Der designierte Pentagon-Chef Austin will Truppenabzugspläne für Deutschland prüfen ⋆ Nürnberger Blatt

Lloyd Austin - Bild: United States Army, gemeinfrei, über Wikimedia Commons
Lloyd Austin – Bild: Armee der Vereinigten Staaten, Public Domain, über Wikimedia Commons

Der designierte US-Verteidigungsminister Lloyd Austin will den vom scheidenden Präsidenten Donald Trump angeordneten Truppenabzug aus Deutschland auf die Probe stellen. Der zukünftige Präsident Joe Biden hat eine umfassende Überprüfung der US-Truppenpräsenz im Ausland angeordnet, sagte Austin am Dienstag bei einer Nominierungsanhörung im Senat.

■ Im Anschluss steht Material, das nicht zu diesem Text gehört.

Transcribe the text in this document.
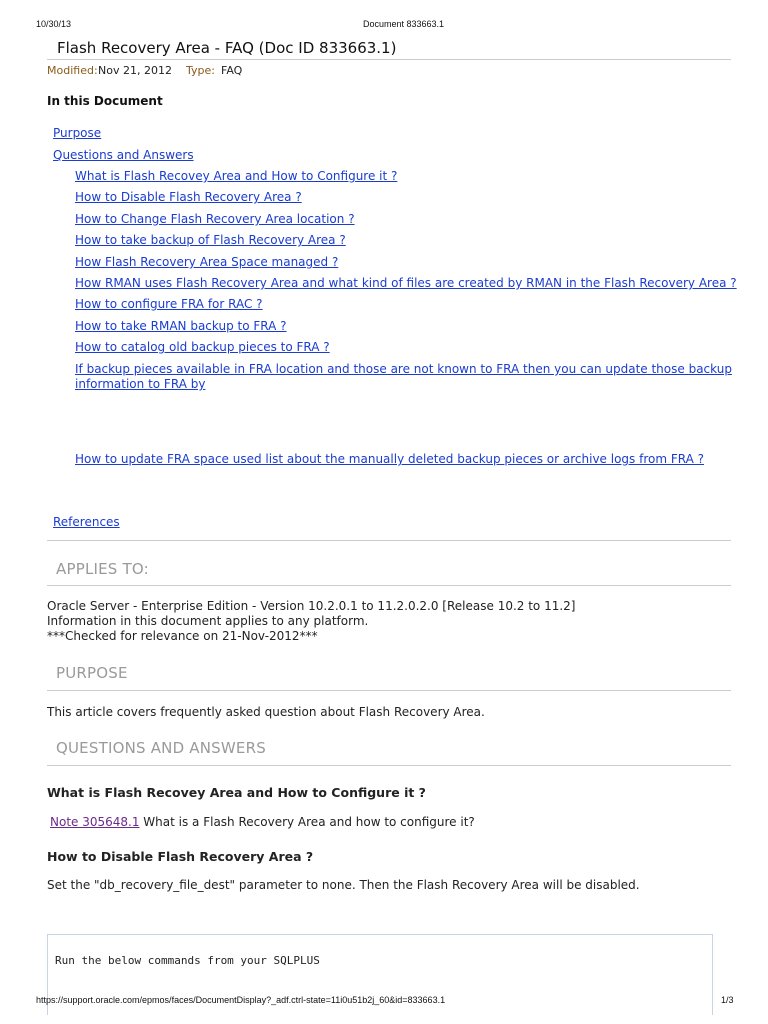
10/30/13	Document 833663.1
Flash Recovery Area - FAQ (Doc ID 833663.1)
Modified: Nov 21, 2012 Type: FAQ
In this Document
Purpose
Questions and Answers
What is Flash Recovey Area and How to Configure it ?
How to Disable Flash Recovery Area ?
How to Change Flash Recovery Area location ?
How to take backup of Flash Recovery Area ?
How Flash Recovery Area Space managed ?
How RMAN uses Flash Recovery Area and what kind of files are created by RMAN in the Flash Recovery Area ?
How to configure FRA for RAC ?
How to take RMAN backup to FRA ?
How to catalog old backup pieces to FRA ?
If backup pieces available in FRA location and those are not known to FRA then you can update those backup
information to FRA by
How to update FRA space used list about the manually deleted backup pieces or archive logs from FRA ?
References
APPLIES TO:
Oracle Server - Enterprise Edition - Version 10.2.0.1 to 11.2.0.2.0 [Release 10.2 to 11.2]
Information in this document applies to any platform.
***Checked for relevance on 21-Nov-2012***
PURPOSE
This article covers frequently asked question about Flash Recovery Area.
QUESTIONS AND ANSWERS
What is Flash Recovey Area and How to Configure it ?
Note 305648.1 What is a Flash Recovery Area and how to configure it?
How to Disable Flash Recovery Area ?
Set the "db_recovery_file_dest" parameter to none. Then the Flash Recovery Area will be disabled.
Run the below commands from your SQLPLUS
https://support.oracle.com/epmos/faces/DocumentDisplay?_adf.ctrl-state=11i0u51b2j_60&id=833663.1	1/3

Die Fähigkeit der US-Streitkräfte in Europa, Russland abzuschrecken, sollte Teil dieser Analyse sein, sagte der pensionierte Vier-Sterne-General. “Ich möchte, dass diese Überprüfung auch die Entscheidung der Trump-Regierung untersucht, eine bedeutende Anzahl von US-Soldaten aus Deutschland abzuziehen.”

Das US-Verteidigungsministerium kündigte Ende Juli an, fast 12.000 Soldaten aus Deutschland abzuziehen. Die Truppenstärke sollte von derzeit rund 36.000 auf 24.000 Soldaten reduziert werden. Trump begründete dies unter anderem mit Deutschlands Verteidigungsausgaben, die er für zu niedrig hielt. Die Ankündigung weckte in Deutschland, aber auch bei Trumps Republikanern Besorgnis über eine Schwächung des transatlantischen Bündnisses.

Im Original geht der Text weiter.